Refleksi 28 Tahun Reformasi: Antara Harapan dan Realita yang Mengecewakan

Dua puluh delapan tahun berlalu sejak era reformasi bergulir, namun gaung semangat perubahan itu kini terasa semakin sayup di telinga masyarakat Indonesia. Istilah "reformasi", yang dulu membangkitkan harapan akan tatanan yang lebih baik, kini hanya menjadi bahan perbincangan di kalangan akademisi dan intelektual.

Bagi para pemegang tampuk kekuasaan, reformasi seolah hanya menjadi pintu gerbang menuju panggung politik baru. Mereka memainkan kekuasaan dengan wajah demokrasi, namun dengan praktik yang tak jauh berbeda dari rezim sebelumnya. Alih-alih membawa perubahan yang signifikan, reformasi justru menjadi alat legitimasi untuk kepentingan pribadi dan kelompok.

Nasib Kelas Menengah dan Erosi Demokrasi

Kelas menengah, yang dulu menjadi motor penggerak reformasi, kini terhimpit masalah ekonomi. Sebagian mengalami kemunduran, sementara sebagian besar lainnya hidup dalam ketidakpastian. Ironisnya, generasi muda yang tak memiliki memori tentang masa lalu justru menjadi pendukung utama pemerintahan yang kualitas demokrasinya terus merosot.

Ketika pilihan politik mereka ternyata mengecewakan, mereka memilih untuk acuh tak acuh dan melarikan diri dari kenyataan.
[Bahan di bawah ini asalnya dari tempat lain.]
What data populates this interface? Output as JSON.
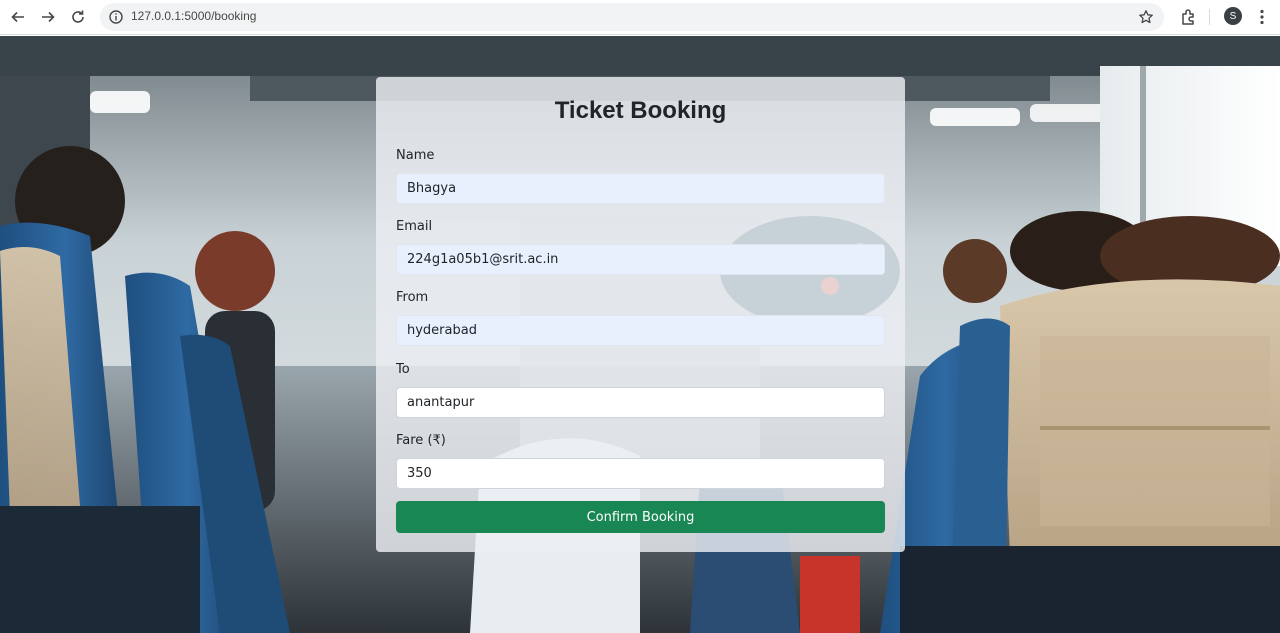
{
  "browser": {
    "url": "127.0.0.1:5000/booking",
    "profile_initial": "S"
  },
  "form": {
    "title": "Ticket Booking",
    "fields": [
      {
        "label": "Name",
        "value": "Bhagya"
      },
      {
        "label": "Email",
        "value": "224g1a05b1@srit.ac.in"
      },
      {
        "label": "From",
        "value": "hyderabad"
      },
      {
        "label": "To",
        "value": "anantapur"
      },
      {
        "label": "Fare (₹)",
        "value": "350"
      }
    ],
    "submit_label": "Confirm Booking"
  },
  "colors": {
    "button": "#198754",
    "autofill": "#e8f0fe"
  }
}
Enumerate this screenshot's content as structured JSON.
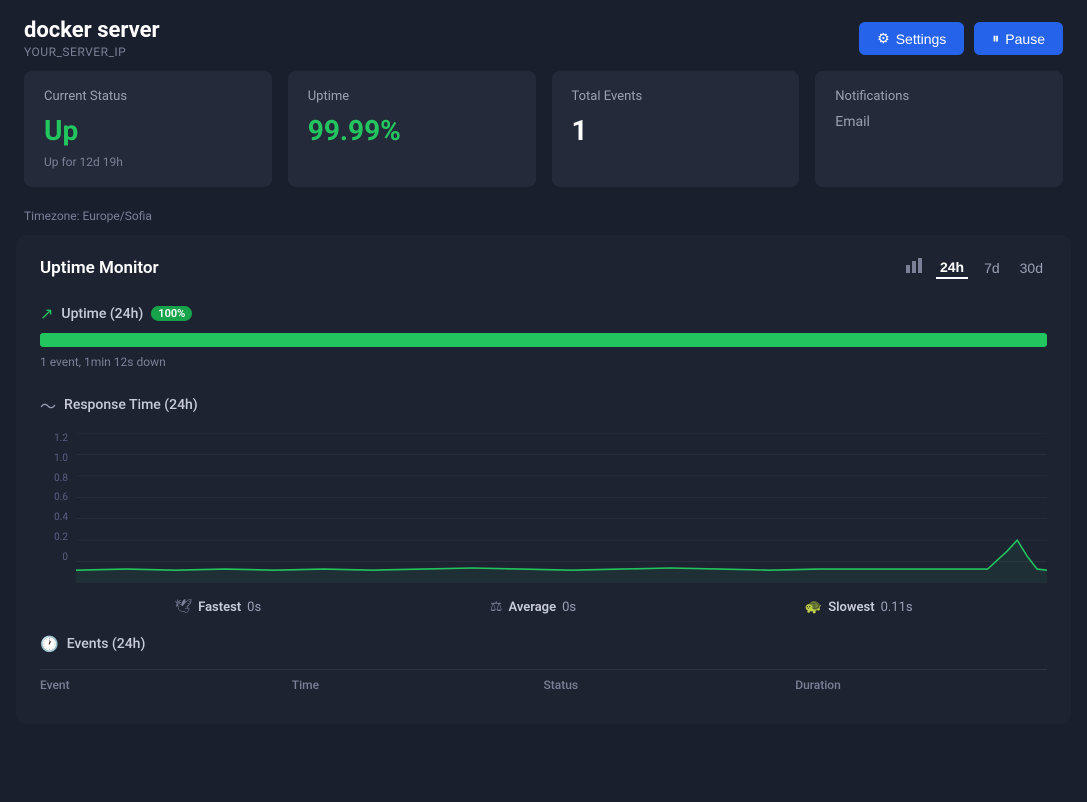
{
  "header": {
    "server_name": "docker server",
    "server_ip": "YOUR_SERVER_IP",
    "settings_label": "Settings",
    "pause_label": "Pause"
  },
  "cards": {
    "current_status": {
      "label": "Current Status",
      "value": "Up",
      "sub": "Up for 12d 19h"
    },
    "uptime": {
      "label": "Uptime",
      "value": "99.99%"
    },
    "total_events": {
      "label": "Total Events",
      "value": "1"
    },
    "notifications": {
      "label": "Notifications",
      "value": "Email"
    }
  },
  "timezone": {
    "label": "Timezone: Europe/Sofia"
  },
  "monitor": {
    "title": "Uptime Monitor",
    "time_options": [
      "24h",
      "7d",
      "30d"
    ],
    "active_time": "24h",
    "uptime_section": {
      "title": "Uptime (24h)",
      "badge": "100%",
      "bar_percent": 100,
      "sub": "1 event, 1min 12s down"
    },
    "response_section": {
      "title": "Response Time (24h)",
      "y_labels": [
        "1.2",
        "1.0",
        "0.8",
        "0.6",
        "0.4",
        "0.2",
        "0"
      ]
    },
    "stats": {
      "fastest_label": "Fastest",
      "fastest_value": "0s",
      "average_label": "Average",
      "average_value": "0s",
      "slowest_label": "Slowest",
      "slowest_value": "0.11s"
    },
    "events_section": {
      "title": "Events (24h)",
      "columns": [
        "Event",
        "Time",
        "Status",
        "Duration"
      ]
    }
  }
}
Indeks demokrasi Indonesia terus menurun dalam satu dekade terakhir, terutama setelah kepemimpinan Jokowi dan Prabowo. Hak-hak sipil semakin terpinggirkan, dan suara publik diabaikan.

  • Kemunduran Demokrasi:
    • Indeks demokrasi Indonesia terus menurun.
    • Hak-hak sipil terpinggirkan.
    • Suara publik diabaikan.

Bayang-Bayang Militer dan Polisional

Arah politik nasional mengindikasikan ruang yang lebih besar bagi pengaruh militer dan sikap polisional penguasa atas nama pembangunan dan stabilitas. Masyarakat sipil dihantui oleh dominasi polisi, dan kini ditambah dengan kebangkitan militer. Jika kebangkitan militer ini bertujuan untuk mengurangi dominasi polisi, mungkin ada hasil yang saling menguntungkan. Tetapi, jika kedua institusi ini justru semakin kuat, masyarakat sipil akan semakin tertekan.
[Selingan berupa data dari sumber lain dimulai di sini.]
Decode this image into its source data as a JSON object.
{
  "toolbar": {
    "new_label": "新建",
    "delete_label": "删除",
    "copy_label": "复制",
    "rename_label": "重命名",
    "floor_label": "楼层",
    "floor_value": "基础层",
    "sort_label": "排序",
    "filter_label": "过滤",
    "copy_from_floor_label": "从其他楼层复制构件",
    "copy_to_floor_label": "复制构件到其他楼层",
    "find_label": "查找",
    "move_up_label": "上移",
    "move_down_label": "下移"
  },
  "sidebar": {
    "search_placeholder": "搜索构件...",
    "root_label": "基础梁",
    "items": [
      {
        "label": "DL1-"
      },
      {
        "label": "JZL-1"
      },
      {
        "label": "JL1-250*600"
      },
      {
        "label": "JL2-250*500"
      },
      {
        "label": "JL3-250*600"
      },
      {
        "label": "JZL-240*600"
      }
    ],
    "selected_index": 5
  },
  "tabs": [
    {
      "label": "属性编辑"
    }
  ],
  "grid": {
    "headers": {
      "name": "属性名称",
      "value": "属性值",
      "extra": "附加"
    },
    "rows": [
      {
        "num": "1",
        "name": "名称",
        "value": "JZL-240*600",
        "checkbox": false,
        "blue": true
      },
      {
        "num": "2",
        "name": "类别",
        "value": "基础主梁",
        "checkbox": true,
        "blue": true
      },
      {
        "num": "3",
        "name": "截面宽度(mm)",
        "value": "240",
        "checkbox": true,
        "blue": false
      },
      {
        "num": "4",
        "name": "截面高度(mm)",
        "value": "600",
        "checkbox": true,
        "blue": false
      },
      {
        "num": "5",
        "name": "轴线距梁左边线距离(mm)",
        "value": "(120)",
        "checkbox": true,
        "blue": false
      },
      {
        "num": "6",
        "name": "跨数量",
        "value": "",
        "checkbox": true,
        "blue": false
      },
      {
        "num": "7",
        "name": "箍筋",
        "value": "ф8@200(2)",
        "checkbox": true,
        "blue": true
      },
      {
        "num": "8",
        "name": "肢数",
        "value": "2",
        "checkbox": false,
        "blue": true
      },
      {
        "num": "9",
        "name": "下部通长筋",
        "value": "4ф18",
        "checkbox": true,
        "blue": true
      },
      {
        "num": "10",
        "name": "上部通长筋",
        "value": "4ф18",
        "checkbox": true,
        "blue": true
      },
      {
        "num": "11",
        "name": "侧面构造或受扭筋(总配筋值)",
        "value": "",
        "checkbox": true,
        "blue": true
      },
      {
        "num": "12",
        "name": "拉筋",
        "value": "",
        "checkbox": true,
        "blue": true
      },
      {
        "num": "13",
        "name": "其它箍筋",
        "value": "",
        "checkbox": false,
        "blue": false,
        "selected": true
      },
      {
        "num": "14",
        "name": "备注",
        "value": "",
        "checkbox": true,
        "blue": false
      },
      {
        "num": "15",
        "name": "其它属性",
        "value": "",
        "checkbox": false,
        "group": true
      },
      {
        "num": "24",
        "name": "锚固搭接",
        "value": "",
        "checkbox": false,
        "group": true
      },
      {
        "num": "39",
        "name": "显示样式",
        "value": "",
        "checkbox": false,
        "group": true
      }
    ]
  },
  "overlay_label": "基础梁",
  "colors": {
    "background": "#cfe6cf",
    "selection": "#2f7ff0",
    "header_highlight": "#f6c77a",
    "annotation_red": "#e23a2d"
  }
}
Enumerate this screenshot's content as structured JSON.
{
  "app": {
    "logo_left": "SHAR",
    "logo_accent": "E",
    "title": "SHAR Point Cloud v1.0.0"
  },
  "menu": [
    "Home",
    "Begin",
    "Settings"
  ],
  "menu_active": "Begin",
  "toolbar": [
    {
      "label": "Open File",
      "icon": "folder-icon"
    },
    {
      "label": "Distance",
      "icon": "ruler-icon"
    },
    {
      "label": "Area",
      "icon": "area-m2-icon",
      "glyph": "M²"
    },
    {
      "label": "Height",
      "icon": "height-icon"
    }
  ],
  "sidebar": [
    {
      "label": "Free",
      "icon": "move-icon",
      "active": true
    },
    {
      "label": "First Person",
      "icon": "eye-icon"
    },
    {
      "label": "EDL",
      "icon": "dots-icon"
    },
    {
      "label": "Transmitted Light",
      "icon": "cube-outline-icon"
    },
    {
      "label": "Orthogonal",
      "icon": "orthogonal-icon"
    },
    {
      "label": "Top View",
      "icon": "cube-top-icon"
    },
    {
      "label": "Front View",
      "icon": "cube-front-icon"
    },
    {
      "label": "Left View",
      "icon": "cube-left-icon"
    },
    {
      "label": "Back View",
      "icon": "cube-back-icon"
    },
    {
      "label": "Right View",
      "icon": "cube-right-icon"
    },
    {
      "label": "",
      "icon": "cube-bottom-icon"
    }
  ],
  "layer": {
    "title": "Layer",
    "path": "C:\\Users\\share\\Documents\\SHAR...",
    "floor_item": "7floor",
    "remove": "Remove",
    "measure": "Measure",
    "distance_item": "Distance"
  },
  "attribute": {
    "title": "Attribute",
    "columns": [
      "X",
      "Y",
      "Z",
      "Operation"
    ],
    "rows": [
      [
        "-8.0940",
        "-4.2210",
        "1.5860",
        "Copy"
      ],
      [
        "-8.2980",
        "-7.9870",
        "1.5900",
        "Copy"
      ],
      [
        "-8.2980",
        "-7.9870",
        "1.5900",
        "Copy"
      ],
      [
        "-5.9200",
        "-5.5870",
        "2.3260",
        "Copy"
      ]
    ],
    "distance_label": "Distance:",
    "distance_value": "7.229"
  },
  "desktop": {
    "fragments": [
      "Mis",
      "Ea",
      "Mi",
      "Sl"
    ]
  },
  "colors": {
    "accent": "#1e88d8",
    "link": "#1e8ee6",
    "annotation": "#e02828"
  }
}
Desentralisasi yang Belum Optimal

Desentralisasi kekuasaan belum mampu mengatasi ketimpangan antara pusat dan daerah. Daerah masih bergantung pada pusat untuk mendapatkan anggaran karena objek-objek pajak utama masih dikuasai oleh pemerintah pusat. Akibatnya, otonomi daerah justru melahirkan korupsi, dinasti politik, dan penyimpangan kekuasaan lainnya.
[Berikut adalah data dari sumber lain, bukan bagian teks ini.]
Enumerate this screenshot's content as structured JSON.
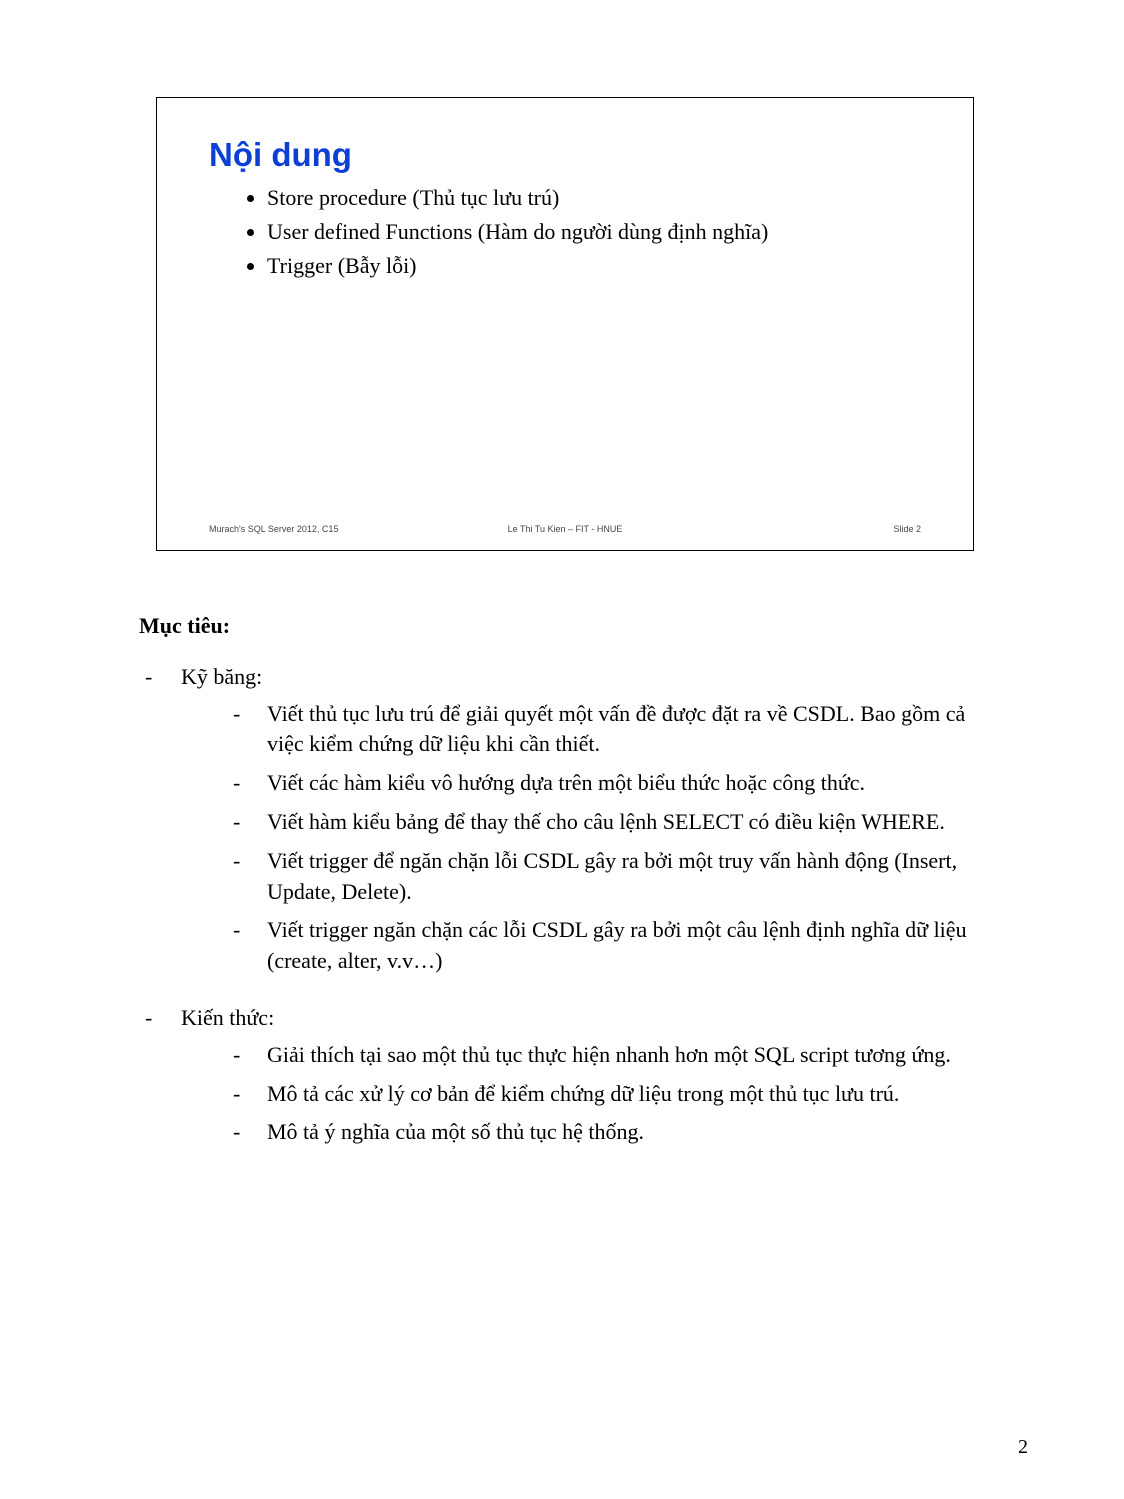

Penanganan HAM dan Pemberantasan Korupsi yang Mandek

Kasus-kasus pelanggaran HAM masa lalu masih belum terselesaikan. Hampir 60 persen responden menilai pemerintah belum mampu mengusut tuntas kasus Tragedi 1998. Sementara itu, pemberantasan korupsi justru mengalami penurunan drastis.

Reformasi di Titik Nadir

Reformasi kini berada di persimpangan jalan. Semangatnya hanya terlihat di kalangan mahasiswa dan aktivis intelektual. Para elite politik dan ekonomi yang bermental Orde Baru telah mengambil alih reformasi untuk kepentingan mereka sendiri. Mereka berkuasa dan mengumpulkan sumber daya sebanyak-banyaknya tanpa mempedulikan aspirasi rakyat.

Seperti yang dikatakan Leo Tolstoy, jika hati para elite kosong, tidak ada hukum atau reformasi politik yang bisa mengisinya. Niat baik pelaku kekuasaan sangat berbeda dengan niat baik Deng Xiaoping di China. Akibatnya, Indonesia berjalan di tempat dengan kemunafikannya, sementara China melaju pesat menuju kemajuan.

Elite-elite di Indonesia menganggap era reformasi sebagai awal untuk menghidupkan kembali Orde Baru. Keyakinan ini akan menjauhkan Indonesia dari mimpi reformasi yang diidam-idamkan 28 tahun lalu dan dari harapan menjadi negara adikuasa di masa depan.